Calculate the standard entropy change for the reaction of calcium oxide with water to form calcium hydroxide: CaO(s) + H2O(ℓ) → Ca(OH)2(s) at 298 K. ∆S ◦ m ∆H◦ f J K·mol? kJ mol? CaO(s) 39.75 −635.09 H2O(ℓ) 69.91 −285.83 Ca OH 2(s) 83.39 −986.09

Write and balance the equation. Then

dSo rxn = (n*dSo products) - (dSo reactants)
Substitute and solve for dSo rxn.

To calculate the standard entropy change (∆S◦) for the reaction, you can use the standard entropy values (∆S◦m) of the reactants and products.

The standard entropy change (∆S◦) can be calculated using the following equation:

∆S◦ = ∑(∆S◦m products) - ∑(∆S◦m reactants)

Given the standard entropy values (∆S◦m):

CaO(s): 39.75 J/(mol·K)
H2O(ℓ): 69.91 J/(mol·K)
Ca(OH)2(s): 83.39 J/(mol·K)

Using the equation, we can substitute the values:

∆S◦ = (83.39 J/(mol·K)) - ((39.75 J/(mol·K)) + (69.91 J/(mol·K)))

∆S◦ = 83.39 J/(mol·K) - 109.66 J/(mol·K)

∆S◦ = -26.27 J/(mol·K)

The standard entropy change (∆S◦) for the reaction of calcium oxide with water to form calcium hydroxide at 298 K is -26.27 J/(mol·K).
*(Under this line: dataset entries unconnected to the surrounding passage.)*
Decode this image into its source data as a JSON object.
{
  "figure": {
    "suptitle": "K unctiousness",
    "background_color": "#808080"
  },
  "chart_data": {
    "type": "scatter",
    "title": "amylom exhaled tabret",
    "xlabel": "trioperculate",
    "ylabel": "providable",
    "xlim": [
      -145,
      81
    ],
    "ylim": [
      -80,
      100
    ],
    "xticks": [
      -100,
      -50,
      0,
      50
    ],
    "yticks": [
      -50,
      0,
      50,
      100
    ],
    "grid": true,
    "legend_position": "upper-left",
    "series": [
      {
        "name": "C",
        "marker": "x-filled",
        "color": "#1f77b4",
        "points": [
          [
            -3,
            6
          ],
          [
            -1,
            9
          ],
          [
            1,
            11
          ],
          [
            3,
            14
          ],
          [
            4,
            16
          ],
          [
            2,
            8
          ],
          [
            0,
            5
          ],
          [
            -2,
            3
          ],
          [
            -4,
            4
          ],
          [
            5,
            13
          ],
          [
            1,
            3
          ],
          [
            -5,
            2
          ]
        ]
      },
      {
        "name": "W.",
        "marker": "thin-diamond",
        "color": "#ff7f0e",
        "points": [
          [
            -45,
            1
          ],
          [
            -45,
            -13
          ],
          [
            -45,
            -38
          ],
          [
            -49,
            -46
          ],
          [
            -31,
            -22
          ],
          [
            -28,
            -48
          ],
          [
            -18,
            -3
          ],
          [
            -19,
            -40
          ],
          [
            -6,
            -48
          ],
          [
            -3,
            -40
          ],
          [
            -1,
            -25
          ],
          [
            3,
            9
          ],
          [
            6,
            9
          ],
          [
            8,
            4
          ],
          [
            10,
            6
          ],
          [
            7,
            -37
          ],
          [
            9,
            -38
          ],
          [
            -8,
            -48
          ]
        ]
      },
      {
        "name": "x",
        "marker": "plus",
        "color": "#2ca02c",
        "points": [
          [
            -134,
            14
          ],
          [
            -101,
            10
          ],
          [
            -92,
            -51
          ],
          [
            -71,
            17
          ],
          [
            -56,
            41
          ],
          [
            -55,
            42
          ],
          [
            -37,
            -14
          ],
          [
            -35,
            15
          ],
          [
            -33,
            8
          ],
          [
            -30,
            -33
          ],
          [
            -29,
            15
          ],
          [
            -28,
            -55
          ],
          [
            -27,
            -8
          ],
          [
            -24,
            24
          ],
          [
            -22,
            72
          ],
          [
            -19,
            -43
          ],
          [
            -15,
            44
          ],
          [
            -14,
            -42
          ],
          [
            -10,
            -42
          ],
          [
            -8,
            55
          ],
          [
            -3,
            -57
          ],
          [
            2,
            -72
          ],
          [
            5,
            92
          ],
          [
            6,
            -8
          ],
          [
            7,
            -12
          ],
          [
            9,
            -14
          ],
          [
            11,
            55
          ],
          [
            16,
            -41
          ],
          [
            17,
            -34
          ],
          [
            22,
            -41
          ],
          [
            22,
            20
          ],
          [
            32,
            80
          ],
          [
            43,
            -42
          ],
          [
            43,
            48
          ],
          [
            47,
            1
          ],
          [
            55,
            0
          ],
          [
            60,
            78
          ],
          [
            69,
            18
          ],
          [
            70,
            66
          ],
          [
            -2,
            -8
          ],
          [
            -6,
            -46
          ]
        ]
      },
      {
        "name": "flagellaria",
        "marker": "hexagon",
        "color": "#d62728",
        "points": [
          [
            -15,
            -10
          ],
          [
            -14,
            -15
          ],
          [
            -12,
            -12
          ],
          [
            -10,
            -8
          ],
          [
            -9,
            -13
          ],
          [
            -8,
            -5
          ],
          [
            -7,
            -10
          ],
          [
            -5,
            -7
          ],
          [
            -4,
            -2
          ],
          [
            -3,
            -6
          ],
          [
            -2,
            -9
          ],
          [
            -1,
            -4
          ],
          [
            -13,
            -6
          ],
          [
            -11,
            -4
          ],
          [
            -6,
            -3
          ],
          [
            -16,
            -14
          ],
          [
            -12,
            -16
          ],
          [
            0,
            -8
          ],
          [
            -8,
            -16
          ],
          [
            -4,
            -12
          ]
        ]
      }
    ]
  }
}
To convert the units to kJ/mol·K, divide by 1000:

-26.27 J/(mol·K) = -0.02627 kJ/(mol·K)

Therefore, the standard entropy change (∆S◦) for the reaction is -0.02627 kJ/(mol·K).

To calculate the standard entropy change (∆S°) for the reaction, we need to use the formula:

∆S° = ∑S°(products) - ∑S°(reactants)

First, we need to find the standard entropies (S°) for each compound involved in the reaction. The values you provided are not the enthalpy of formation values (ΔH°f), but they can be converted into standard entropy values (S°) using a different equation.
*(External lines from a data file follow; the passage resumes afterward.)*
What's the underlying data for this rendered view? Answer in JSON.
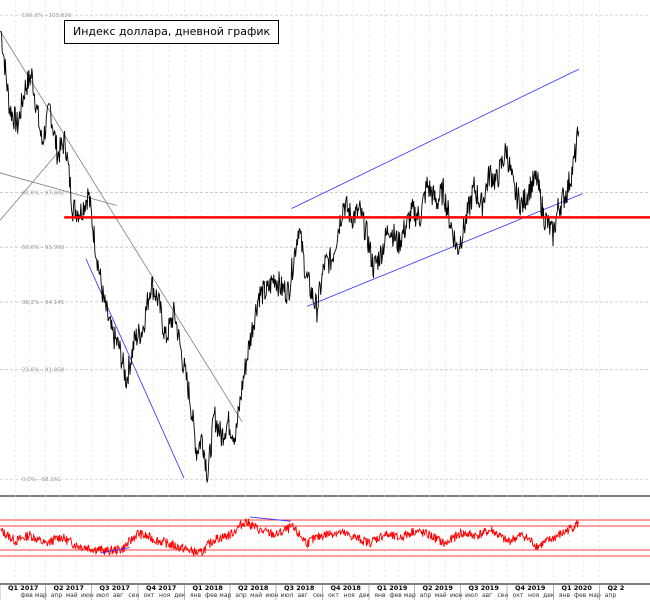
{
  "chart_data": {
    "type": "line",
    "title": "Индекс доллара, дневной график",
    "fib_levels": [
      {
        "label": "100,0% - 103,826",
        "value": 103.826
      },
      {
        "label": "61,8% - 97,842",
        "value": 97.842
      },
      {
        "label": "50,0% - 95,993",
        "value": 95.993
      },
      {
        "label": "38,2% - 94,145",
        "value": 94.145
      },
      {
        "label": "23,6% - 91,858",
        "value": 91.858
      },
      {
        "label": "0,0% - 88,161",
        "value": 88.161
      }
    ],
    "ylim": [
      88.0,
      104.0
    ],
    "resistance_level": 97.0,
    "price_series": [
      {
        "x": "2017-01-03",
        "y": 103.3
      },
      {
        "x": "2017-01-20",
        "y": 100.7
      },
      {
        "x": "2017-02-05",
        "y": 100.1
      },
      {
        "x": "2017-02-20",
        "y": 101.4
      },
      {
        "x": "2017-03-05",
        "y": 101.8
      },
      {
        "x": "2017-03-25",
        "y": 99.5
      },
      {
        "x": "2017-04-10",
        "y": 100.7
      },
      {
        "x": "2017-04-25",
        "y": 99.1
      },
      {
        "x": "2017-05-10",
        "y": 99.6
      },
      {
        "x": "2017-05-25",
        "y": 97.3
      },
      {
        "x": "2017-06-10",
        "y": 97.2
      },
      {
        "x": "2017-06-25",
        "y": 97.8
      },
      {
        "x": "2017-07-10",
        "y": 95.9
      },
      {
        "x": "2017-07-25",
        "y": 94.2
      },
      {
        "x": "2017-08-10",
        "y": 93.1
      },
      {
        "x": "2017-08-25",
        "y": 92.6
      },
      {
        "x": "2017-09-08",
        "y": 91.5
      },
      {
        "x": "2017-09-25",
        "y": 92.9
      },
      {
        "x": "2017-10-10",
        "y": 93.2
      },
      {
        "x": "2017-10-27",
        "y": 94.8
      },
      {
        "x": "2017-11-10",
        "y": 94.2
      },
      {
        "x": "2017-11-25",
        "y": 92.9
      },
      {
        "x": "2017-12-12",
        "y": 93.8
      },
      {
        "x": "2017-12-28",
        "y": 92.2
      },
      {
        "x": "2018-01-12",
        "y": 90.9
      },
      {
        "x": "2018-01-25",
        "y": 89.1
      },
      {
        "x": "2018-02-05",
        "y": 89.6
      },
      {
        "x": "2018-02-16",
        "y": 88.3
      },
      {
        "x": "2018-03-01",
        "y": 90.3
      },
      {
        "x": "2018-03-15",
        "y": 89.6
      },
      {
        "x": "2018-03-28",
        "y": 90.1
      },
      {
        "x": "2018-04-12",
        "y": 89.6
      },
      {
        "x": "2018-04-26",
        "y": 91.4
      },
      {
        "x": "2018-05-10",
        "y": 92.8
      },
      {
        "x": "2018-05-28",
        "y": 94.4
      },
      {
        "x": "2018-06-14",
        "y": 94.5
      },
      {
        "x": "2018-06-28",
        "y": 95.0
      },
      {
        "x": "2018-07-12",
        "y": 94.6
      },
      {
        "x": "2018-07-26",
        "y": 94.5
      },
      {
        "x": "2018-08-15",
        "y": 96.7
      },
      {
        "x": "2018-08-30",
        "y": 95.0
      },
      {
        "x": "2018-09-20",
        "y": 93.9
      },
      {
        "x": "2018-10-05",
        "y": 95.4
      },
      {
        "x": "2018-10-20",
        "y": 95.6
      },
      {
        "x": "2018-11-12",
        "y": 97.5
      },
      {
        "x": "2018-11-28",
        "y": 97.0
      },
      {
        "x": "2018-12-14",
        "y": 97.2
      },
      {
        "x": "2018-12-28",
        "y": 96.4
      },
      {
        "x": "2019-01-10",
        "y": 95.3
      },
      {
        "x": "2019-01-25",
        "y": 95.8
      },
      {
        "x": "2019-02-10",
        "y": 96.7
      },
      {
        "x": "2019-02-28",
        "y": 96.1
      },
      {
        "x": "2019-03-15",
        "y": 96.7
      },
      {
        "x": "2019-03-28",
        "y": 97.2
      },
      {
        "x": "2019-04-12",
        "y": 97.0
      },
      {
        "x": "2019-04-26",
        "y": 98.1
      },
      {
        "x": "2019-05-15",
        "y": 97.5
      },
      {
        "x": "2019-05-28",
        "y": 97.9
      },
      {
        "x": "2019-06-10",
        "y": 96.9
      },
      {
        "x": "2019-06-25",
        "y": 95.9
      },
      {
        "x": "2019-07-12",
        "y": 96.9
      },
      {
        "x": "2019-07-28",
        "y": 98.0
      },
      {
        "x": "2019-08-12",
        "y": 97.4
      },
      {
        "x": "2019-08-28",
        "y": 98.5
      },
      {
        "x": "2019-09-10",
        "y": 98.2
      },
      {
        "x": "2019-09-30",
        "y": 99.3
      },
      {
        "x": "2019-10-15",
        "y": 97.9
      },
      {
        "x": "2019-10-31",
        "y": 97.4
      },
      {
        "x": "2019-11-15",
        "y": 98.0
      },
      {
        "x": "2019-11-29",
        "y": 98.3
      },
      {
        "x": "2019-12-12",
        "y": 97.1
      },
      {
        "x": "2019-12-31",
        "y": 96.4
      },
      {
        "x": "2020-01-10",
        "y": 97.3
      },
      {
        "x": "2020-01-28",
        "y": 97.9
      },
      {
        "x": "2020-02-10",
        "y": 98.8
      },
      {
        "x": "2020-02-20",
        "y": 99.9
      }
    ],
    "oscillator_series": [
      {
        "x": "2017-01-03",
        "y": 62
      },
      {
        "x": "2017-02-01",
        "y": 45
      },
      {
        "x": "2017-03-01",
        "y": 55
      },
      {
        "x": "2017-04-01",
        "y": 40
      },
      {
        "x": "2017-05-01",
        "y": 52
      },
      {
        "x": "2017-06-01",
        "y": 38
      },
      {
        "x": "2017-07-01",
        "y": 33
      },
      {
        "x": "2017-08-01",
        "y": 28
      },
      {
        "x": "2017-09-01",
        "y": 32
      },
      {
        "x": "2017-10-01",
        "y": 58
      },
      {
        "x": "2017-11-01",
        "y": 48
      },
      {
        "x": "2017-12-01",
        "y": 40
      },
      {
        "x": "2018-01-01",
        "y": 32
      },
      {
        "x": "2018-02-01",
        "y": 24
      },
      {
        "x": "2018-03-01",
        "y": 48
      },
      {
        "x": "2018-04-01",
        "y": 55
      },
      {
        "x": "2018-05-01",
        "y": 78
      },
      {
        "x": "2018-06-01",
        "y": 62
      },
      {
        "x": "2018-07-01",
        "y": 55
      },
      {
        "x": "2018-08-01",
        "y": 68
      },
      {
        "x": "2018-09-01",
        "y": 42
      },
      {
        "x": "2018-10-01",
        "y": 55
      },
      {
        "x": "2018-11-01",
        "y": 60
      },
      {
        "x": "2018-12-01",
        "y": 52
      },
      {
        "x": "2019-01-01",
        "y": 42
      },
      {
        "x": "2019-02-01",
        "y": 56
      },
      {
        "x": "2019-03-01",
        "y": 50
      },
      {
        "x": "2019-04-01",
        "y": 62
      },
      {
        "x": "2019-05-01",
        "y": 55
      },
      {
        "x": "2019-06-01",
        "y": 40
      },
      {
        "x": "2019-07-01",
        "y": 58
      },
      {
        "x": "2019-08-01",
        "y": 54
      },
      {
        "x": "2019-09-01",
        "y": 63
      },
      {
        "x": "2019-10-01",
        "y": 44
      },
      {
        "x": "2019-11-01",
        "y": 55
      },
      {
        "x": "2019-12-01",
        "y": 36
      },
      {
        "x": "2020-01-01",
        "y": 50
      },
      {
        "x": "2020-01-20",
        "y": 58
      },
      {
        "x": "2020-02-10",
        "y": 70
      },
      {
        "x": "2020-02-20",
        "y": 75
      }
    ],
    "oscillator_levels": [
      80,
      70,
      30,
      20
    ],
    "quarter_labels": [
      "Q1 2017",
      "Q2 2017",
      "Q3 2017",
      "Q4 2017",
      "Q1 2018",
      "Q2 2018",
      "Q3 2018",
      "Q4 2018",
      "Q1 2019",
      "Q2 2019",
      "Q3 2019",
      "Q4 2019",
      "Q1 2020",
      "Q2 2"
    ],
    "month_labels": [
      "фев",
      "мар",
      "апр",
      "май",
      "июн",
      "июл",
      "авг",
      "сен",
      "окт",
      "ноя",
      "дек",
      "янв",
      "фев",
      "мар",
      "апр",
      "май",
      "июн",
      "июл",
      "авг",
      "сен",
      "окт",
      "ноя",
      "дек",
      "янв",
      "фев",
      "мар",
      "апр",
      "май",
      "июн",
      "июл",
      "авг",
      "сен",
      "окт",
      "ноя",
      "дек",
      "янв",
      "фев",
      "мар",
      "апр"
    ],
    "colors": {
      "price": "#000000",
      "osc": "#ff0000",
      "resistance": "#ff0000",
      "channel": "#3030ff",
      "trend": "#7f7f7f",
      "grid": "#d9d9d9",
      "fib_text": "#9a9a9a"
    }
  }
}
The equation to convert between enthalpy of formation and standard entropy is:
ΔH°f = ΔG°f - TΔS°
Where ΔH°f is the enthalpy of formation, ΔG°f is the standard Gibbs free energy of formation, T is the temperature in Kelvin, and ΔS° is the standard entropy change.

Let's calculate the standard entropies (S°) for each compound:

For CaO(s):
ΔH°f = 635.09 kJ/mol
T = 298 K
ΔG°f = ΔH°f + TΔS°
ΔS° = (ΔG°f - ΔH°f) / T
ΔS° = (0 - 635.09) / 298
ΔS° ≈ -2.13 J/(K·mol)

For H2O(l):
ΔH°f = 285.83 kJ/mol
T = 298 K
ΔG°f = ΔH°f + TΔS°
ΔS° = (ΔG°f - ΔH°f) / T
ΔS° = (0 - 285.83) / 298
ΔS° ≈ -0.96 J/(K·mol)

For Ca(OH)2(s):
ΔH°f = 986.09 kJ/mol
T = 298 K
ΔG°f = ΔH°f + TΔS°
ΔS° = (ΔG°f - ΔH°f) / T
ΔS° = (0 - 986.09) / 298
ΔS° ≈ -3.31 J/(K·mol)

Now, we can substitute the respective values into the formula for calculating the standard entropy change (∆S°) for the reaction:

∆S° = ∑S°(products) - ∑S°(reactants)
∆S° = [S°(Ca(OH)2(s))] - [S°(CaO(s)) + S°(H2O(l))]

∆S° = [-3.31] - [-2.13 + (-0.96)]
∆S° ≈ -3.31 + 3.09
∆S° ≈ -0.22 J/(K·mol)

Therefore, the standard entropy change (∆S°) for the reaction of CaO(s) + H2O(ℓ) → Ca(OH)2(s) at 298 K is approximately -0.22 J/(K·mol).